Bir anda iki kardeş de sustu, sonra da aynı anda gülmeye başladılar; ikiz oldukları için bu çok sık
olurdu. Gülmek onlara iyi geldi. Caine gülmeyeli, içten gülmeyeli uzun zaman olmuştu, hele kardeşi ile
gülmeyeli çok uzun bir zaman olmuştu. Jasper David'den yalnızca on dakika önce doğmuştu, ama
bunu ona hep hatırlatır ve 'ufaklık' diyerek ona kendisinin daha büyük olduğunu ima ederdi.
"Burada olduğumu nereden bildin?"
"Seni hastaneye yatırdıklarında pratisyenlerden biri bana cep telefonumdan ulaştı. Geldiğimde
hemşire bana nöbet geçirdiğini söyledi."
Saklı Kütüphane 22 www.e-kitap.us
Caine başını salladı.
"Ayrıca, bir yıldır nöbet geçirip durduğunu da anlattı. Benim bunları bildiğimi sanıyordu. Bu konuda
konuşalım, balım, dalım, halım,"
Caine korku dolu bir ifadeyle baktı Jasper'a; ama kardeşi sanki çok esaslı bir espri patlatmış gibi
kıkırdıyordu sadece. Akıl hastanesinde onu tedavi etmeye çalışmış olabilirlerdi, ama edemedikleri belli
oluyordu. Caine kardeşinin gözlerine bakınca başka bir şey daha gördü; kardeşinin gözleri delilikten
parlıyordu.
"Hemşire başka ne anlattı?" diye sordu Caine Jasper'ın garip davranışını görmezden gelmeye
çalışarak.
"Fazla bir şey söylemedi; ağır bir nöbet geçirmişsin. Rus ahbaplarının söylediklerine bakılırsa
cankurtaran seni gelip alana kadar yirmi dakika kadar baygın kalmışsın."
"Boku yedik," dedi Caine, bir yandan da bayıldığında Nikolaev'in nasıl bir tepki verdiğini
düşünüyordu. "Acil servisi mi aramak zorunda kalmışlar?"
"Ya," dedi Jasper. "Bu arada sormadan edemeyeceğim; sabahın ikisinde bir Rus yemek
kulübünde ne işin vardı?"
Caine hiçbir şeyi açık etmemek için omuz silkti. "Votkaları çok iyi."

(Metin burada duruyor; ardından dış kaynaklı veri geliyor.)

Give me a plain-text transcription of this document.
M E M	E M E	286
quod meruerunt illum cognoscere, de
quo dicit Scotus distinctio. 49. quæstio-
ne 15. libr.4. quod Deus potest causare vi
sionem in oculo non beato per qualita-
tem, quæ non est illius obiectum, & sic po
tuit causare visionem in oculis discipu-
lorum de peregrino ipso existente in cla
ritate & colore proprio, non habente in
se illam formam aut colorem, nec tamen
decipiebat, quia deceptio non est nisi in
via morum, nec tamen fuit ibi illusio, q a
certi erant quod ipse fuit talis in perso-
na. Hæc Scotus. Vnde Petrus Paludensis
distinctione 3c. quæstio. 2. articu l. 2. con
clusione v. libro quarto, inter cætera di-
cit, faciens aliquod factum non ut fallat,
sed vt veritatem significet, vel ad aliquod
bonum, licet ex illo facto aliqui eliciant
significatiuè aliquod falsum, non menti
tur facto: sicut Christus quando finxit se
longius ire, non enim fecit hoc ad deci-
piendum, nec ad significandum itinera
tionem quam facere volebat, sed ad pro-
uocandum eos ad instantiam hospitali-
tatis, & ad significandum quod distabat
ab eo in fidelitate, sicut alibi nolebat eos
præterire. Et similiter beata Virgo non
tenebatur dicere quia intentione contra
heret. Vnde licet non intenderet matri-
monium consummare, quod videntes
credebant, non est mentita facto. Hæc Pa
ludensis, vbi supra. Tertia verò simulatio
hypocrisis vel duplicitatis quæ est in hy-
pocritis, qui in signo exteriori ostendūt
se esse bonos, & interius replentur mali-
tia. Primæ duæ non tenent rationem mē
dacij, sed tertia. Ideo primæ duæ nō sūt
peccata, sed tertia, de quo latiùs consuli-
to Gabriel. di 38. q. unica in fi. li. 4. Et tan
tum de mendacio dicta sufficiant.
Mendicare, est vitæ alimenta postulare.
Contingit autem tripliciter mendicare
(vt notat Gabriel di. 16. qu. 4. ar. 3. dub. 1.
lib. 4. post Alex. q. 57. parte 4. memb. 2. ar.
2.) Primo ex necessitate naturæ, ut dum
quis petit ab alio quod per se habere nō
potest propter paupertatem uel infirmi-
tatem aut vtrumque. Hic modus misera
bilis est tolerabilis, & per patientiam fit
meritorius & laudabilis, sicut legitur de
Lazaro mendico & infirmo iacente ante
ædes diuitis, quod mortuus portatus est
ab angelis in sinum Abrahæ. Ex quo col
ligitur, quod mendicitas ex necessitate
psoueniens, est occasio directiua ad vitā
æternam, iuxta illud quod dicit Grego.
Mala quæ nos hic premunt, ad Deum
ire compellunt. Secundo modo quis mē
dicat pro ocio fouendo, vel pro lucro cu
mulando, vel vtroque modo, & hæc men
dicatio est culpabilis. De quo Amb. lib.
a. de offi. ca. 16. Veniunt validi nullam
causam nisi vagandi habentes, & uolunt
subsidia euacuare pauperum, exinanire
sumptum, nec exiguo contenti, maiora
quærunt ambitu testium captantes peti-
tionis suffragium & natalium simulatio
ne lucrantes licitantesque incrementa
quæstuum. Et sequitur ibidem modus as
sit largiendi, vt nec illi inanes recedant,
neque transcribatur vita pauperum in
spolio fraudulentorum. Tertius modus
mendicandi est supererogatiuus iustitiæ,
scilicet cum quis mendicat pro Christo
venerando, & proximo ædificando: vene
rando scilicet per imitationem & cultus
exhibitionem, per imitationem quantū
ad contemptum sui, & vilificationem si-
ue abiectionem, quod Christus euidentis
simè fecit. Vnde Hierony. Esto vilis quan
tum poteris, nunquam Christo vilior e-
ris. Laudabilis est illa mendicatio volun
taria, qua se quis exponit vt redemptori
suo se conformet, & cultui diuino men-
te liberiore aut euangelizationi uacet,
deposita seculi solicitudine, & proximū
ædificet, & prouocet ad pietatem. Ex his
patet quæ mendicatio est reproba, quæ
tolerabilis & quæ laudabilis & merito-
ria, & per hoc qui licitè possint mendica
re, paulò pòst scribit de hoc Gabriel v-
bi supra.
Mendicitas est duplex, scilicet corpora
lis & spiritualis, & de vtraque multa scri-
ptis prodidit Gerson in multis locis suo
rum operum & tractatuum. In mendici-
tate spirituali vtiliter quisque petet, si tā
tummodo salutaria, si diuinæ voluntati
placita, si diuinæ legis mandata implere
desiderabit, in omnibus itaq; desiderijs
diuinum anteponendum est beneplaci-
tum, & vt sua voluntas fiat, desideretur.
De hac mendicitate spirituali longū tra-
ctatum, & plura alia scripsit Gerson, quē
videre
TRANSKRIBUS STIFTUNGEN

"Bahse girerim ki öyledir. Yoksa sen bahse girersin mi demeliydim?" dedi Jasper kaşlarını
kaldırarak.
"Diyebilirsin diyelim."
"Ne kadar içeridesin?"
"Pek önemli değil, her şey yolunda," dedi Caine biraz çabuk cevap vererek.
"Eğer borcun söylediğin gibi pek önemli olmasaydı Vitaly Nikolaev'in hastaneyi ikide bir arayıp
durumunun nasıl olduğunu soracağını hiç sanmıyorum."
Caine'in biranda omuzları kasıldı. "Ciddi misin?"
"Ciddiyim, ufaklık. Eğer sana geçmiş olsun demek için votka yollamayı düşünmüyorsa, yatırımını
kolluyor gibime geliyor. Bir daha sorayım, ne kadar içeridesin?"
Caine gözlerini yumup son eli hatırlamaya çalıştı. Zihnindeki bulutlar dağılmaya başlayıp da
hatırlayınca inledi. "Bir bir sıfır sıfır vesaire," dedi gözlerini açmadan.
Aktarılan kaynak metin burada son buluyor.